With a JSP I am getting the name of the file :

String fileName = element.getChildText("FileName");
out.println("File to be opened : " + filename);

Displays :

File to be opened : aaaaaà.txt

But, a new File(fileName) won't work. Just file.exists() is false.

Trying to:

File[] files = dir.listFiles();
for (int i=0; i<files.length; i++){
      out.println(fileName);

I get : aaaaaà .txt

Why is it reading and trying to open the file taking of the file in HDD as ISO-8859-1? Is it a JBoss config? A java config? How can I force java.io.File to read the file using the UTF-8 as the charset of the file name?

I've used other tools and the name is always read fine, using UTF-8.

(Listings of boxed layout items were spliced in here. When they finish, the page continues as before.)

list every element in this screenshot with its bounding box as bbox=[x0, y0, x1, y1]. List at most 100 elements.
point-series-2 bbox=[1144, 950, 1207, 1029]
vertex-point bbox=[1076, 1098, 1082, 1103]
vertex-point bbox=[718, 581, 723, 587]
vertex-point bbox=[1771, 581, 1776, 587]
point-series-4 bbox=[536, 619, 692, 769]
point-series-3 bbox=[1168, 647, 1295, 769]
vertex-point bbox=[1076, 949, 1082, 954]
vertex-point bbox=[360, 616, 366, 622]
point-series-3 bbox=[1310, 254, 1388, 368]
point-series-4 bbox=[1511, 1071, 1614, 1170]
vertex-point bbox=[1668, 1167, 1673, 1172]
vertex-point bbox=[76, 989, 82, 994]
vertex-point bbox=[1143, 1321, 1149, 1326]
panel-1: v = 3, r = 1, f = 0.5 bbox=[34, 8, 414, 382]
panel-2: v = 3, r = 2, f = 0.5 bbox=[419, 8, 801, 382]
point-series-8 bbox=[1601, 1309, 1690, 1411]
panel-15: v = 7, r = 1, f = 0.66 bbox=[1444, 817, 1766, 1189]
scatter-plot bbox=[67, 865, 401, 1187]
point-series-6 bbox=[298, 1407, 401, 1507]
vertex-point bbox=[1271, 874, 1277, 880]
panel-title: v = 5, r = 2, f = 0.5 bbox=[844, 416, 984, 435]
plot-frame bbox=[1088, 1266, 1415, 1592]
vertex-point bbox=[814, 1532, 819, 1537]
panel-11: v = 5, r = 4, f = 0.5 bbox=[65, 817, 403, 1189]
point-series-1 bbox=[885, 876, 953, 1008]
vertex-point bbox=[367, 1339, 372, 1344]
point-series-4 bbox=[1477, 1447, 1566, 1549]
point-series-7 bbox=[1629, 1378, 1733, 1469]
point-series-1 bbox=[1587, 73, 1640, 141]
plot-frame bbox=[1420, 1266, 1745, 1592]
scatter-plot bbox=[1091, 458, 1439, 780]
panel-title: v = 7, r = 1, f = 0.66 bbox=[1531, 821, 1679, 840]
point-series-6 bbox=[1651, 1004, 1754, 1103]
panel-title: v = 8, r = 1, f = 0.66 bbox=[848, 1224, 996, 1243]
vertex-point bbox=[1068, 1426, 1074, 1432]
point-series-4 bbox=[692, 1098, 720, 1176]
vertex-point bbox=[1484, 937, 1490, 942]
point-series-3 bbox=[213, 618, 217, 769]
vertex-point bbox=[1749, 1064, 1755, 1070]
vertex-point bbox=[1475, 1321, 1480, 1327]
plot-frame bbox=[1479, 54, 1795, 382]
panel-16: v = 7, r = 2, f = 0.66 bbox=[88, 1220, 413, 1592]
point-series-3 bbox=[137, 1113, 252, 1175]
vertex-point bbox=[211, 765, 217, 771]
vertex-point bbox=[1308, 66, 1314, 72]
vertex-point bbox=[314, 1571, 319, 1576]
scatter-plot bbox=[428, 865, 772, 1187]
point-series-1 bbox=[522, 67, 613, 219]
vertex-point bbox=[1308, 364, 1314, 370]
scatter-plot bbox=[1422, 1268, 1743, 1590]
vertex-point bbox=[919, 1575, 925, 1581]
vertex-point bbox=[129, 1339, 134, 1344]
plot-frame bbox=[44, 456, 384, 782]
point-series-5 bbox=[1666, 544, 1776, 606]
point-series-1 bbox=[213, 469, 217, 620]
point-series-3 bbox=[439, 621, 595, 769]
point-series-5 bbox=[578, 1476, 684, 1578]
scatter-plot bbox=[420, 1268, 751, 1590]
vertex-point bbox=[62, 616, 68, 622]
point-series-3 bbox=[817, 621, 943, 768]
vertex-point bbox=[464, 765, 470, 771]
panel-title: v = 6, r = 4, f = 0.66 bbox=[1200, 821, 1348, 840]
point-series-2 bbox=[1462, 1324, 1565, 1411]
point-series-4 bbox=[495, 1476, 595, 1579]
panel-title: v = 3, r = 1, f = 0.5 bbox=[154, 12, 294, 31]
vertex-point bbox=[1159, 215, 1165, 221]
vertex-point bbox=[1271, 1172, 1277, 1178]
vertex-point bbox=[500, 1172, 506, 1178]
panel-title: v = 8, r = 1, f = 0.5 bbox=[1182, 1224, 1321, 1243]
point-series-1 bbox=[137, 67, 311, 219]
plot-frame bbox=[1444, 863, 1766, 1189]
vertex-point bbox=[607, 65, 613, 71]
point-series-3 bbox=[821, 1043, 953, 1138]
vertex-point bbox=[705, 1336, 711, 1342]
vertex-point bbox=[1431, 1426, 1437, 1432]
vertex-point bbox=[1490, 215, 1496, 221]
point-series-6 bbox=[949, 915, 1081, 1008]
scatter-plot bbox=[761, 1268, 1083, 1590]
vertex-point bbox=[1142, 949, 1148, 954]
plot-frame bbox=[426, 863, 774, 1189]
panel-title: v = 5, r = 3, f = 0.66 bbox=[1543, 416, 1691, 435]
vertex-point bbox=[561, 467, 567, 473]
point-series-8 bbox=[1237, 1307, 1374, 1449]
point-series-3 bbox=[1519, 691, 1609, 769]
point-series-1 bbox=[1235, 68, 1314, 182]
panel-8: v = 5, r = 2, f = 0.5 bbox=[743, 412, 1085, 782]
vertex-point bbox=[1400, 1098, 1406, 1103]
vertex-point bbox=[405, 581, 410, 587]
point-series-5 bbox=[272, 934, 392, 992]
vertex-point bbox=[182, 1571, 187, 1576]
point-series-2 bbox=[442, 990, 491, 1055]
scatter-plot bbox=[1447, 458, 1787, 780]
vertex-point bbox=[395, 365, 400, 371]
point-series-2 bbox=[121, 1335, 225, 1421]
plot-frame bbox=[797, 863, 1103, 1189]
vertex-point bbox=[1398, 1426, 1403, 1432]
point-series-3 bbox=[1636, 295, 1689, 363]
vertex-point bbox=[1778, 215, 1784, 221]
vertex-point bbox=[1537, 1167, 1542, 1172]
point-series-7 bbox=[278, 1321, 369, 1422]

(note I'm always talking about the name of the file, never the content, it could be a void file)

+1  A: 

Try this:

http://stackoverflow.com/questions/1545625/java-cant-open-a-file-with-surrogate-unicode-values-in-the-filename

Steve Perkins
It seems no solution was given in that post, but, answering the questions there, the answer in my case is always UTF-8
Llistes Sugra
+1  A: 

I am trying to track down the problem. Here is what I already have:

There is Exists.java:

import java.io.*;

public class Exists {
  public static void main(String[] args) {
    new File("aaa").exists();
    new File("aaa\u00E4").exists();
    new File("aaa\u00C3\u00A4").exists();
  }
}

And there is java -version:

java version "1.6.0_20"
Java(TM) SE Runtime Environment (build 1.6.0_20-b02)
Java HotSpot(TM) 64-Bit Server VM (build 16.3-b01, mixed mode)

Now to the interesting part:

$ strace -f -o strace.out java Exists && grep 'stat("aaa' strace.out
31942 stat("aaa", 0x41464950)           = -1 ENOENT (No such file or directory)
31942 stat("aaa\303\244", 0x41464950)   = -1 ENOENT (No such file or directory)
31942 stat("aaa\303\203\302\244", 0x41464950) = -1 ENOENT (No such file or directory)

The nice thing is that strace works on byte-level, not character-level like Java. So everything is ok in this case. I have the environment variable LANG set to en_US.UTF-8, all of the LC_* variables are unset.

Now tracking down the problem to a minimal working example:

$ strace -f -o strace.out env - LC_ALL=en_US.UTF-8 /home/roland/bin/java Exists && grep 'stat("aaa' strace.out
31968 stat("aaa", 0x41a75950)           = -1 ENOENT (No such file or directory)
31968 stat("aaa\303\244", 0x41a75950)   = -1 ENOENT (No such file or directory)
31968 stat("aaa\303\203\302\244", 0x41a75950) = -1 ENOENT (No such file or directory)

That still works. So let's try another encoding:

$ strace -f -o strace.out env - LANG=en_US.ISO-8859-1 /home/roland/bin/java Exists && grep 'stat("aaa' strace.out
32070 stat("aaa", 0x407a3950)           = -1 ENOENT (No such file or directory)
32070 stat("aaa?", 0x407a3950)          = -1 ENOENT (No such file or directory)
32070 stat("aaa??", 0x407a3950)         = -1 ENOENT (No such file or directory)

So this doesn't work. One possible reason might be that I selected a locale that is not in the list printed by locale -a. But this shouldn't be the reason for Java to convert the letters to question marks.

As soon as LANG points to a non-existing locale, the setting of the sun.jnu.encoding property doesn't have any effect anymore. So I'm out of ideas now.

Roland Illig
Question mark is supposed to be displayed when trying to encode an ISO with UTF-8. It seems you are doing the opposite, so it should write something like "÷". I guess this is a console issue consisting in writing in UTF (again) something strace converted to ISO.
Llistes Sugra
No, it isn't. Why should the UTF-8 bytes be displayed as octal escapes and the latin1 ones not? As I said, `strace` works on byte-level. Otherwise it would be useless for binary data.